BiliScreen uses a smartphone camera, computer vision algorithms and machine learning tools.

A team of researchers at the University of Washingtonhas developed a mechanism called BiliScreen that relies on analysis of a selfie the patient snaps in order to detect pancreatic cancer by looking for traces of jaundice.

According to a report from Washington.edu, “BiliScreen uses a smartphone camera, computer vision algorithms and machine learning tools to detect increased bilirubin levels in a person’s sclera, or the white part of the eye. The app is described in a paper to be presented Sept. 13 at Ubicomp 2017, the Association for Computing Machinery’s International Joint Conference on Pervasive and Ubiquitous Computing.”

BiliScreen uses a smartphone camera, computer vision algorithms and machine learning tools.

BiliScreen analyses a selfie the patient snaps in order to detect pancreatic cancer.
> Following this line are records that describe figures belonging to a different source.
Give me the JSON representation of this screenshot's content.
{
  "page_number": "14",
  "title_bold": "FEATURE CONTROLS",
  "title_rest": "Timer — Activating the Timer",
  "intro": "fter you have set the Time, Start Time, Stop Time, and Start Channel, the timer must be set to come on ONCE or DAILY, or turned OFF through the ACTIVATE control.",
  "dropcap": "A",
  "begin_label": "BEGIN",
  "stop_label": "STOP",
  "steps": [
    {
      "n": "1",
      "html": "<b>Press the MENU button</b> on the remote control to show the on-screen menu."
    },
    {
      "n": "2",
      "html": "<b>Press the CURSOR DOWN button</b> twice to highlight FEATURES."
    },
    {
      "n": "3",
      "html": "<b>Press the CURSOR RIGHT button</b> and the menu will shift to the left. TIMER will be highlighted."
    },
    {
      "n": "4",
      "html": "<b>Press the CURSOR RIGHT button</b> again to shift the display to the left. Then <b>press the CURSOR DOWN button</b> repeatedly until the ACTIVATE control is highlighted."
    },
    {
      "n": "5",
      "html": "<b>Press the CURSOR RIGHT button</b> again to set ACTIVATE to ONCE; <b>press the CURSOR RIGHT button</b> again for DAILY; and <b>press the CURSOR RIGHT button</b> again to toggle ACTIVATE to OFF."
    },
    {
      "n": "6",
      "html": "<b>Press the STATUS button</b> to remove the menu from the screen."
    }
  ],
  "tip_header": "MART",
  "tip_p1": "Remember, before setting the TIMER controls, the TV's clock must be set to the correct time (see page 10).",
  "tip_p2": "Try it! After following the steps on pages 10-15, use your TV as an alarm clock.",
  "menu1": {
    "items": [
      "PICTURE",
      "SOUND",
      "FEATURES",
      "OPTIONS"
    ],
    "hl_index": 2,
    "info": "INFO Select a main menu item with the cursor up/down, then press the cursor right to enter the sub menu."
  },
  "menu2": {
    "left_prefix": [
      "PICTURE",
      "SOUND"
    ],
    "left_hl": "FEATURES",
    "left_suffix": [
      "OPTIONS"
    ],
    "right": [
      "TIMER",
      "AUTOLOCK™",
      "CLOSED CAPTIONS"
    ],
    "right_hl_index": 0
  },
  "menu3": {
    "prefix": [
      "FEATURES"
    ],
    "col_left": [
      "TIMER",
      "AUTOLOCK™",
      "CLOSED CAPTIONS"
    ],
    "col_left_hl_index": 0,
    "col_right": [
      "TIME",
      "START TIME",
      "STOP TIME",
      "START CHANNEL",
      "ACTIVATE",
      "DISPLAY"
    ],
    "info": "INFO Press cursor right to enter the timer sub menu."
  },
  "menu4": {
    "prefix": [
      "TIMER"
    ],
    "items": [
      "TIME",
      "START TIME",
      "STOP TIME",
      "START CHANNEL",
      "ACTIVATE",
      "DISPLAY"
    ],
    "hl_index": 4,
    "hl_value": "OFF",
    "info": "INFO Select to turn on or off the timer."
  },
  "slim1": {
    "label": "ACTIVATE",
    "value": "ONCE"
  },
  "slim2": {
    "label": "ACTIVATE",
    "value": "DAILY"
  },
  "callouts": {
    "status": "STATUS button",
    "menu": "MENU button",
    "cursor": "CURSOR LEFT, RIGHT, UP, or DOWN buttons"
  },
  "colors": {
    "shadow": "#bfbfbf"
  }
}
Pancreatic cancer has a fairly low survival rate compared to other cancers because there are no easy access screening tools. Most patients only learn of the diagnosis after seeking medical treatment for advanced symptoms, which indicates the cancer has basically gone too far. Even in patients who receive “successful” treatment, the five-year life expectancy is only nine percent.

Future is already here

This juxtaposition of readily available technology and medical science might seem very “wave of the future,” but the popularity of video chat doctors’ appointments through apps like Doctor on Demand show that tech consumers and researchers alike are already aware of the benefits that a quick peek with a smartphone camera can provide. It’s not hard to envision doctors relying on BiliScreen for early detection as part of a routine physical due to its non-invasive and affordable functionality.

Not just AI

Proving that humans can still cut it in the dianosis game, registered nurse Ryan Reid made headlines in 2013 for a fairly unusual diagnosis. While binge watching a Flip or Flop marathon on popular home improvement network HGTV, she noticed that one of the show’s hosts had an unusual lump at the base of his throat. She felt compelled to contact the show’s producers about the issue, and the host was diagnosed with a malignant tumor on his thyroid; the cancer had spread to his lymph nodes, but the spread was minimal thanks to his early detection. Reid was hailed as a hero not just for reaching out to the network, but for even being able to detect something so minute from a recorded broadcast.